Generational project afoot
Economically, genuine military autonomy would require sustained investment at a scale that many European governments – and publics – have not yet internalised.
This is not about marginal increases or creative accounting. It is about building parallel structures where none currently exist: command systems, intelligence capabilities, satellite constellations, logistics chains, stockpiles and a defence industrial base capable of producing at speed and scale.
That bill will be counted in hundreds of billions, not as a one-off, but as a permanent commitment.
Temporally, this is not a five-year project. It is, best case, a 10-year project. But more realistically: a generational one.
Even with political consensus — something Europe rarely enjoys — building credible autonomous deterrence would take a decade or more. During that time, Europe cannot afford strategic self-deception. Pretending to have capabilities that do not yet exist does not strengthen deterrence; it weakens it by eroding credibility.
This is where Rutte’s intervention should be understood not as provocation, but as clarification. He described the present tense. Critics responded as if he were prescribing the future.
There is also a deeper discomfort at play. Many European politicians have grown accustomed to speaking the language of norms, values, and intentions, even in domains where power, capacity, and willingness to absorb costs remain decisive.
Pats on the back are not enough
Defence policy is not an arena in which moral self-affirmation substitutes for material preparedness.
To say that Europe cannot deter Russia alone today is not to deny Europe’s potential. It is to acknowledge the distance between where Europe is and where it might wish to be. That distance can be bridged — but only if it is measured honestly.
Shooting the messenger may provide temporary emotional relief. It does nothing to improve Europe’s strategic position.

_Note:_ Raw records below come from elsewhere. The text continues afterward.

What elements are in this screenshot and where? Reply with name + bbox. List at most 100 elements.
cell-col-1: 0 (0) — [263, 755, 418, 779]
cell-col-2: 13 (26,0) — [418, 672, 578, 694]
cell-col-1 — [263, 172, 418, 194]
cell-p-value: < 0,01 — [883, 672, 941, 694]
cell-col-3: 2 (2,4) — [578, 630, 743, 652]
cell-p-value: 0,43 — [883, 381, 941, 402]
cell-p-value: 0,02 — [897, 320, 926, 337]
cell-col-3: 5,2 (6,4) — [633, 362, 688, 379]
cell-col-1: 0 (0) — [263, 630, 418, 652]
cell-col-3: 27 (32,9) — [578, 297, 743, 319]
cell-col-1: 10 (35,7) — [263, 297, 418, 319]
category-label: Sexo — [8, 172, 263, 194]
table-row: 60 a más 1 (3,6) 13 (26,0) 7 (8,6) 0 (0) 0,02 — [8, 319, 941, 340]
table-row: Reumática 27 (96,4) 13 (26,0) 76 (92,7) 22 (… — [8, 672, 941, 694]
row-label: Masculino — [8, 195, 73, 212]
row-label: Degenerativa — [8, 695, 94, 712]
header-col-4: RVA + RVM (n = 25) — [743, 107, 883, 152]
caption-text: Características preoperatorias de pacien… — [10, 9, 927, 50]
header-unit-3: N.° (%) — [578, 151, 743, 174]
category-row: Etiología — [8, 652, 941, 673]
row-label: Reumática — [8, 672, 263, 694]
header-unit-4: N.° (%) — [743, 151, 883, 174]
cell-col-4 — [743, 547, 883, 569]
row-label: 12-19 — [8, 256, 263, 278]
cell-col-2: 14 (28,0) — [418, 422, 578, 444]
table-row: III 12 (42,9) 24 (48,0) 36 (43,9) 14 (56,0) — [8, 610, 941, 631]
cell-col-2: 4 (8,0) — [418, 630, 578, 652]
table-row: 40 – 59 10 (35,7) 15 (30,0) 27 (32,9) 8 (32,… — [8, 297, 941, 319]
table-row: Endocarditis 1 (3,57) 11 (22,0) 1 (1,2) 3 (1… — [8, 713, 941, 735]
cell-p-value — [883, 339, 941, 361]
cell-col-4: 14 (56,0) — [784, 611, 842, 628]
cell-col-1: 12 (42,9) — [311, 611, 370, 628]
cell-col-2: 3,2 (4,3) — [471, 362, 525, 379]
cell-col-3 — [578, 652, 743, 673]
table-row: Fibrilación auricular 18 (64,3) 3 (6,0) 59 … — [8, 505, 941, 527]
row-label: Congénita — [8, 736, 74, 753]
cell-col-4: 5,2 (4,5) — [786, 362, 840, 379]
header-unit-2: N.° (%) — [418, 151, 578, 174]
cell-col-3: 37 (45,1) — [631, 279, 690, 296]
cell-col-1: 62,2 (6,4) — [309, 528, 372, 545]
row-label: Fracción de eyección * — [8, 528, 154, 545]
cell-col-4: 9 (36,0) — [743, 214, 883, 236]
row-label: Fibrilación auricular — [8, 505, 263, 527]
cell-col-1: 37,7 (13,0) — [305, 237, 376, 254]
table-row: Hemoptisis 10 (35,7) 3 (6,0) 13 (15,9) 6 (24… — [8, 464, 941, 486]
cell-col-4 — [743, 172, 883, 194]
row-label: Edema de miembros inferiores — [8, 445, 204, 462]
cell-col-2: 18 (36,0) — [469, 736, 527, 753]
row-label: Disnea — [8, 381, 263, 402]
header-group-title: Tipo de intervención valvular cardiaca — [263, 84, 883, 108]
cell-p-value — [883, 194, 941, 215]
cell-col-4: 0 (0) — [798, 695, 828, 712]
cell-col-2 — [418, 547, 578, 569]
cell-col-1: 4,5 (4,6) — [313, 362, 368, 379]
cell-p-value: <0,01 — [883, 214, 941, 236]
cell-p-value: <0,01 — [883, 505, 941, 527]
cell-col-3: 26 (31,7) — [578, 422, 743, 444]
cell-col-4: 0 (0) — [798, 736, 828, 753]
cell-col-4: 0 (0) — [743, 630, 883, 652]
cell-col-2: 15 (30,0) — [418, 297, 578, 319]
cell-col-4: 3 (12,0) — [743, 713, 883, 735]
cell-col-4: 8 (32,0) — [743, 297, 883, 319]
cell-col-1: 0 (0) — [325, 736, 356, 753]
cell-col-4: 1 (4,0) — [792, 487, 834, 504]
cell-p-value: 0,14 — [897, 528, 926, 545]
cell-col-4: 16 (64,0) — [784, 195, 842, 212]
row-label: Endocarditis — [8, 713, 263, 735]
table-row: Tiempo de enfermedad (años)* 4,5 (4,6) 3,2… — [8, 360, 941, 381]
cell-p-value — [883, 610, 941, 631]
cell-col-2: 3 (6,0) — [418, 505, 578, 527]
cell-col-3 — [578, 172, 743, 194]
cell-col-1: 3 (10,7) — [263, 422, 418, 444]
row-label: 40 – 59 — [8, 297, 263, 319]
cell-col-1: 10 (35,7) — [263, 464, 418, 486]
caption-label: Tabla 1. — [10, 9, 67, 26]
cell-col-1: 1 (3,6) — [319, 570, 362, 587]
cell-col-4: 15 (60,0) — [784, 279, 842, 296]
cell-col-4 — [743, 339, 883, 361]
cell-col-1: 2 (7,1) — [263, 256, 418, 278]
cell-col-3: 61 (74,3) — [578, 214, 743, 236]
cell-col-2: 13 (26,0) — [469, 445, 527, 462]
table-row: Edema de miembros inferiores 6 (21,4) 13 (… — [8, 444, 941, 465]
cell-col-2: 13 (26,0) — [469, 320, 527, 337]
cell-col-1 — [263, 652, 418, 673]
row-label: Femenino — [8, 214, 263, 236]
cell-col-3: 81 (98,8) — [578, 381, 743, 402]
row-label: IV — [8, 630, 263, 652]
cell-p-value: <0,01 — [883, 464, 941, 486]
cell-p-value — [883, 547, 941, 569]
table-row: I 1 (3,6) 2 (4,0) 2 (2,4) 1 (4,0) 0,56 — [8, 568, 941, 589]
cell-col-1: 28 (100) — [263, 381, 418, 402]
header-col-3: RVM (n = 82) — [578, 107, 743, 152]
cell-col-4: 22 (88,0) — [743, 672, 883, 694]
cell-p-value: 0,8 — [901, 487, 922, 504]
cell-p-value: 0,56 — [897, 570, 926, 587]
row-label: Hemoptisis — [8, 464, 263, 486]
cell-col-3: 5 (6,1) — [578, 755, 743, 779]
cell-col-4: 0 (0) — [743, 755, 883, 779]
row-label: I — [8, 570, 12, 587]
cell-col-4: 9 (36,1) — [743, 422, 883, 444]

If Europe wants to stand on its own, it must first learn to look at itself without illusion. Mark Rutte did precisely that. For once, Europe should respond not with offence, but with focus.
That is why my final appeal to my colleagues in the European Parliament is this: do not look at the world as it ought to be. Look at it as it is — with cool, Bismarck-like eyes.
Europe will not become stronger by wishing for autonomy. It will become stronger by understanding what autonomy actually costs, how long it takes, and why pretending otherwise is the surest way not to get there.
Henrik Dahl (EPP) is a Member of the European Parliament from Denmark.